Practical orientation: Generated assets can be directly imported into game engines, offering genuine application value for UGC platforms and game development.
Reproducible data pipeline: The GPT-4o annotation combined with PCG augmentation approach has broad transferability.

Limitations & Future Work¶

Fixed primitive library: The method relies on a predefined set of primitives and cannot generate entirely new types of basic components, limiting generative diversity.
Texture and material: The paper focuses primarily on geometric structure generation, leaving texture, material, and lighting attributes unaddressed.
Scalability: Since token sequence length grows proportionally with the number of primitives, very large-scale 3D scenes may produce prohibitively long sequences.
Limited evaluation metrics: Standards for evaluating modular 3D assets remain immature; the quantitative metrics reported may not fully reflect real-world usability.
Single data source: Training data predominantly originates from a specific UGC platform, potentially introducing stylistic bias.
Small DFS vs. BFS gap: Although DFS is slightly superior, the margin is narrow, suggesting that sequence ordering may not be the primary performance bottleneck.
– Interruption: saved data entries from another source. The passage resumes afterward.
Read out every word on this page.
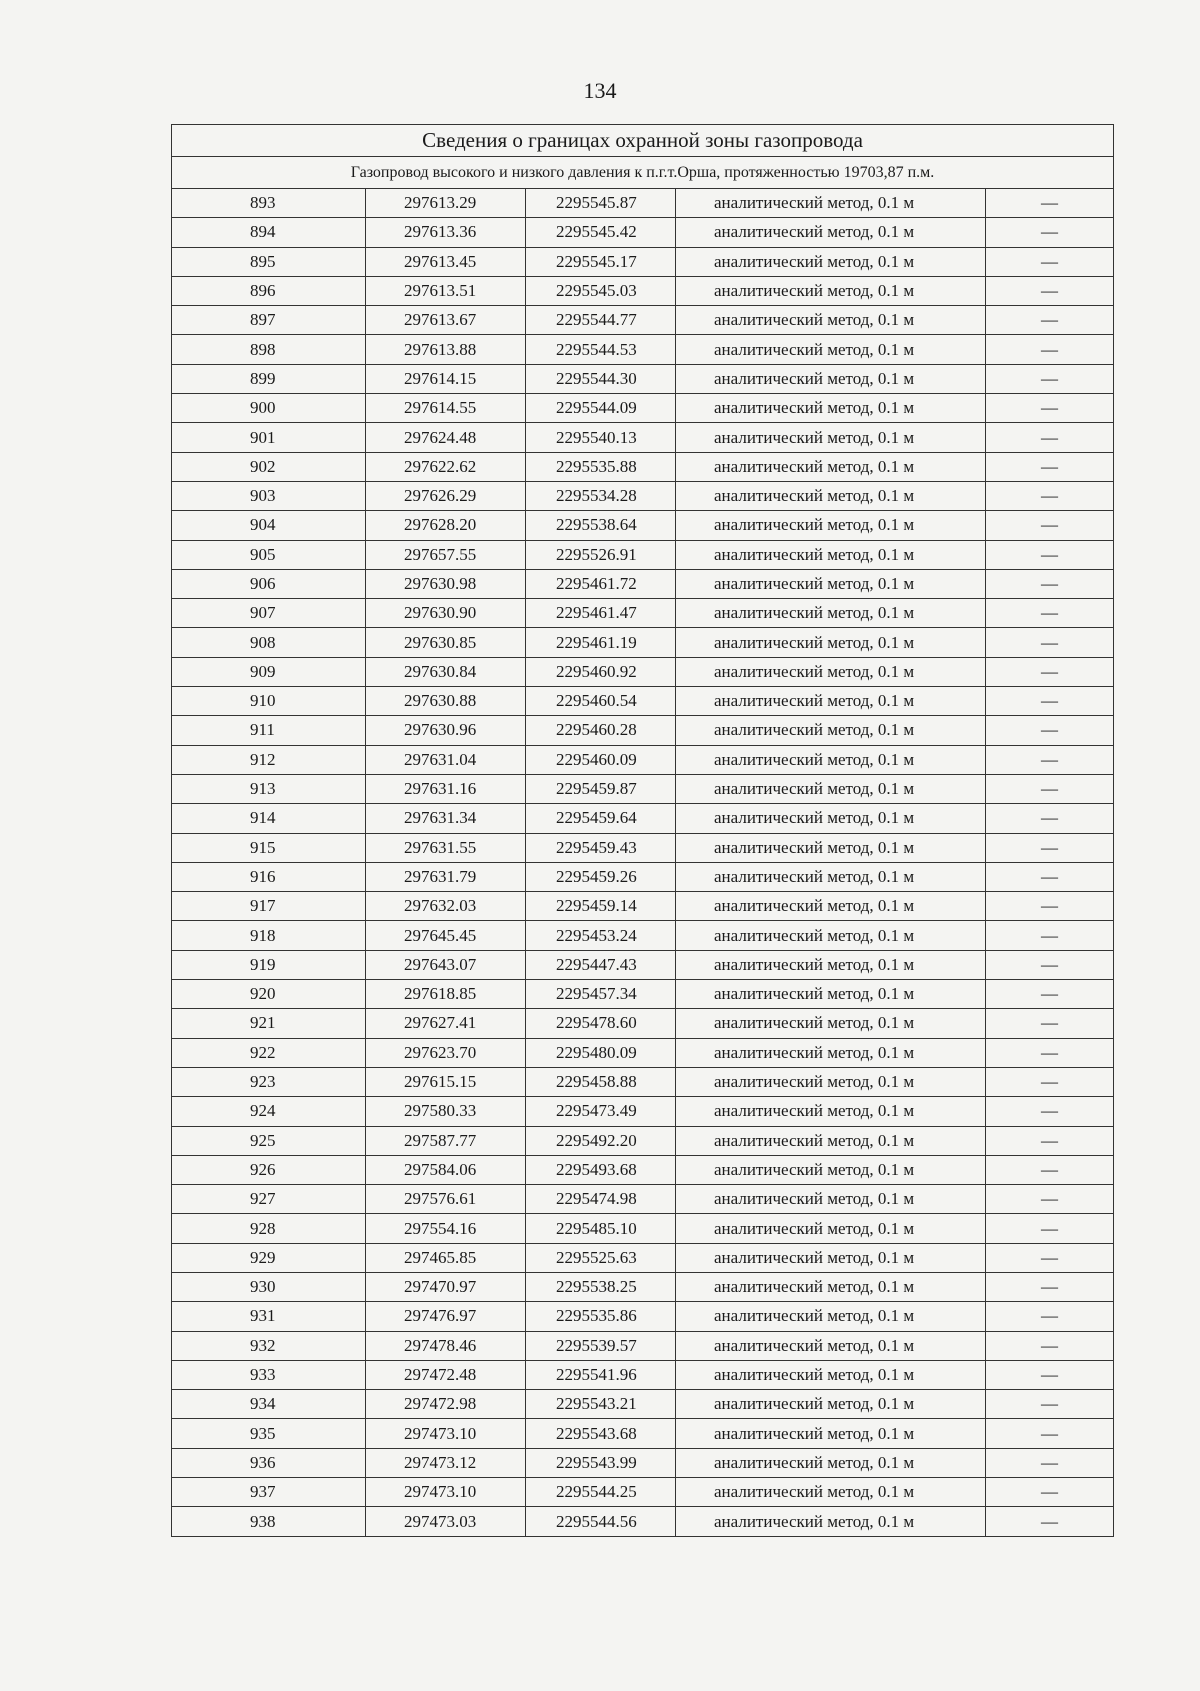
134
Сведения о границах охранной зоны газопровода				
Газопровод высокого и низкого давления к п.г.т.Орша, протяженностью 19703,87 п.м.				
893	297613.29	2295545.87	аналитический метод, 0.1 м	—
894	297613.36	2295545.42	аналитический метод, 0.1 м	—
895	297613.45	2295545.17	аналитический метод, 0.1 м	—
896	297613.51	2295545.03	аналитический метод, 0.1 м	—
897	297613.67	2295544.77	аналитический метод, 0.1 м	—
898	297613.88	2295544.53	аналитический метод, 0.1 м	—
899	297614.15	2295544.30	аналитический метод, 0.1 м	—
900	297614.55	2295544.09	аналитический метод, 0.1 м	—
901	297624.48	2295540.13	аналитический метод, 0.1 м	—
902	297622.62	2295535.88	аналитический метод, 0.1 м	—
903	297626.29	2295534.28	аналитический метод, 0.1 м	—
904	297628.20	2295538.64	аналитический метод, 0.1 м	—
905	297657.55	2295526.91	аналитический метод, 0.1 м	—
906	297630.98	2295461.72	аналитический метод, 0.1 м	—
907	297630.90	2295461.47	аналитический метод, 0.1 м	—
908	297630.85	2295461.19	аналитический метод, 0.1 м	—
909	297630.84	2295460.92	аналитический метод, 0.1 м	—
910	297630.88	2295460.54	аналитический метод, 0.1 м	—
911	297630.96	2295460.28	аналитический метод, 0.1 м	—
912	297631.04	2295460.09	аналитический метод, 0.1 м	—
913	297631.16	2295459.87	аналитический метод, 0.1 м	—
914	297631.34	2295459.64	аналитический метод, 0.1 м	—
915	297631.55	2295459.43	аналитический метод, 0.1 м	—
916	297631.79	2295459.26	аналитический метод, 0.1 м	—
917	297632.03	2295459.14	аналитический метод, 0.1 м	—
918	297645.45	2295453.24	аналитический метод, 0.1 м	—
919	297643.07	2295447.43	аналитический метод, 0.1 м	—
920	297618.85	2295457.34	аналитический метод, 0.1 м	—
921	297627.41	2295478.60	аналитический метод, 0.1 м	—
922	297623.70	2295480.09	аналитический метод, 0.1 м	—
923	297615.15	2295458.88	аналитический метод, 0.1 м	—
924	297580.33	2295473.49	аналитический метод, 0.1 м	—
925	297587.77	2295492.20	аналитический метод, 0.1 м	—
926	297584.06	2295493.68	аналитический метод, 0.1 м	—
927	297576.61	2295474.98	аналитический метод, 0.1 м	—
928	297554.16	2295485.10	аналитический метод, 0.1 м	—
929	297465.85	2295525.63	аналитический метод, 0.1 м	—
930	297470.97	2295538.25	аналитический метод, 0.1 м	—
931	297476.97	2295535.86	аналитический метод, 0.1 м	—
932	297478.46	2295539.57	аналитический метод, 0.1 м	—
933	297472.48	2295541.96	аналитический метод, 0.1 м	—
934	297472.98	2295543.21	аналитический метод, 0.1 м	—
935	297473.10	2295543.68	аналитический метод, 0.1 м	—
936	297473.12	2295543.99	аналитический метод, 0.1 м	—
937	297473.10	2295544.25	аналитический метод, 0.1 м	—
938	297473.03	2295544.56	аналитический метод, 0.1 м	—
Another instance of "everything is a sequence": Following code generation and molecular generation, modular 3D assets have been successfully serialized and modeled with autoregressive models, demonstrating the broad applicability of the autoregressive Transformer paradigm to structured discrete data.
Integrating domain knowledge: Graph traversal reordering and filtered decoding incorporate structural priors of 3D assets (spatial adjacency, attribute type constraints) elegantly into a general-purpose Transformer framework, rather than requiring specialized architectures.
Connection to CAD generation: The methodology shares conceptual similarities with CAD model generation approaches (e.g., DeepCAD), both employing sequence models to capture sequences of discrete geometric operations; the key difference is that primitives in this work are more standardized.
Generality of Classifier-Free Guidance: The successful transfer of CFG from image diffusion models to 3D autoregressive generation reinforces its paradigm-level universality in conditional generation tasks.
Real industry demand: The collaboration with LIGHTSPEED Studios grounds this work in engineering applicability and reflects genuine industry demand for AI-assisted content creation.